The issue of voting rights, which has recently reemerged as a prominent civil rights issue, deserves special attention.  Republicans across the country, on local and national stages, have attempted to roll back access to voting by limiting policies like same-day registration and early voting, claiming to be worried about the non-existent issue of voting fraud, although they have slipped off-message on a couple of occasions.  North Carolina GOP leader Don Yelton said that if North Carolina’s voter identification law “hurts a bunch of lazy blacks that want the government to give them everything, so be it.”  In Ohio, a Republican county party chair said, “I guess I really actually feel we shouldn’t contort the voting process to accommodate the urban — read African-American — voter turnout machine.”  (Note: He actually said “read African-American” — it was not added to this piece.)  Former Florida Republican Party Chairman Jim Greer said that while he was chair, his party had “political consultants and staff talking about voter suppression and keeping blacks from voting.”
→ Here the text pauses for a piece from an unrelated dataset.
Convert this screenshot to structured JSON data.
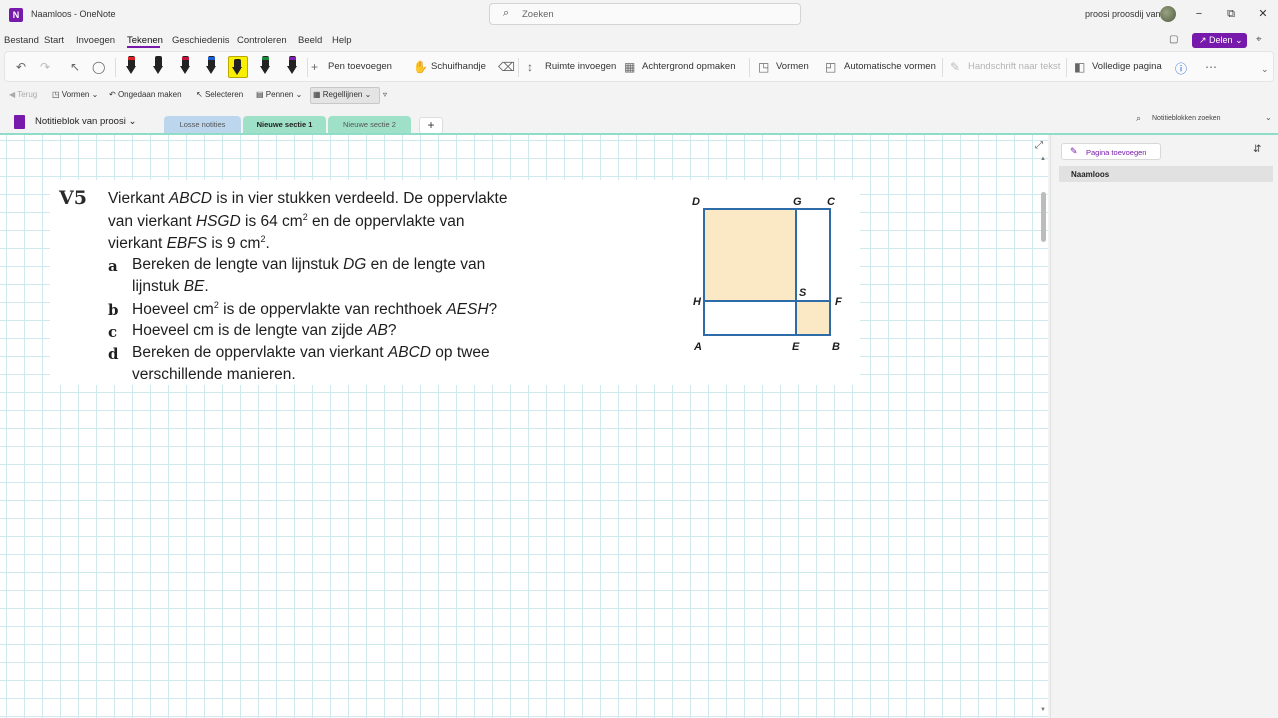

More important than the racially divisive rhetoric present on this issue from Republicans are the effects of these policies.  Congress’s investigative agency, the Government Accountability Office, released an October 2014 report that detailed how these laws disproportionately decrease turnout in minorities, saying that young minorities were especially affected.  A major study from Loyola University that concluded after the 2014 elections figured that over seven federal elections, the laws enacted would (on a nationwide scale) have stopped thirty-one cases of voter fraud, or about four every election.  Thirty-one votes, out of about a billion cast over that time period, represents a fraud rate of 0.0000031 percent.  Similar studies have found that these efforts on a national level could disenfranchise nearly 25 million voters, or about a million voters prevented from voting per fraud case.  Obviously, voter fraud should not be permitted, but the disproportionality of this response makes Republican intentions clear.  Imagine taking away a different right from American citizens to stop a single legal violation; quite the opposite of the “better a thousand guilty men go free than a single innocent man go to jail” that was central to our founding as a nation.  Republicans have, in an attempt to steal elections, enacted legislation that disproportionately prevents minorities, who generally vote Democrat, from taking part in perhaps the most fundamental part of our democracy.

Turning back to last week’s article, I empathize with the author and his claims of receiving “cocky sermons about how the Democratic Party is the ‘good’ party on civil rights.”  Cocky sermons (though I believe last week’s piece also undoubtedly qualifies as such) are not going to provide the solutions to the problems that face this country, and being on the receiving end of such lectures is undoubtedly challenging.  The point of raising the issue of voting rights is not to accuse the Republican Party of racism, or to lump all Republicans in with the views of those quoted in the second paragraph, but rather to highlight the importance of this issue in the present.  The fight for civil rights is not over, and these issues deserve our sincerest attention and debate.  I believe wholeheartedly, however, that the Republican Party is on the wrong side of many such issues in the 21st century, including this one.  As such, the present Democratic Party has a much better civil rights platform than their Republican counterpart; and, in comparison, absolutely deserves the distinction of being the “good” party on civil rights.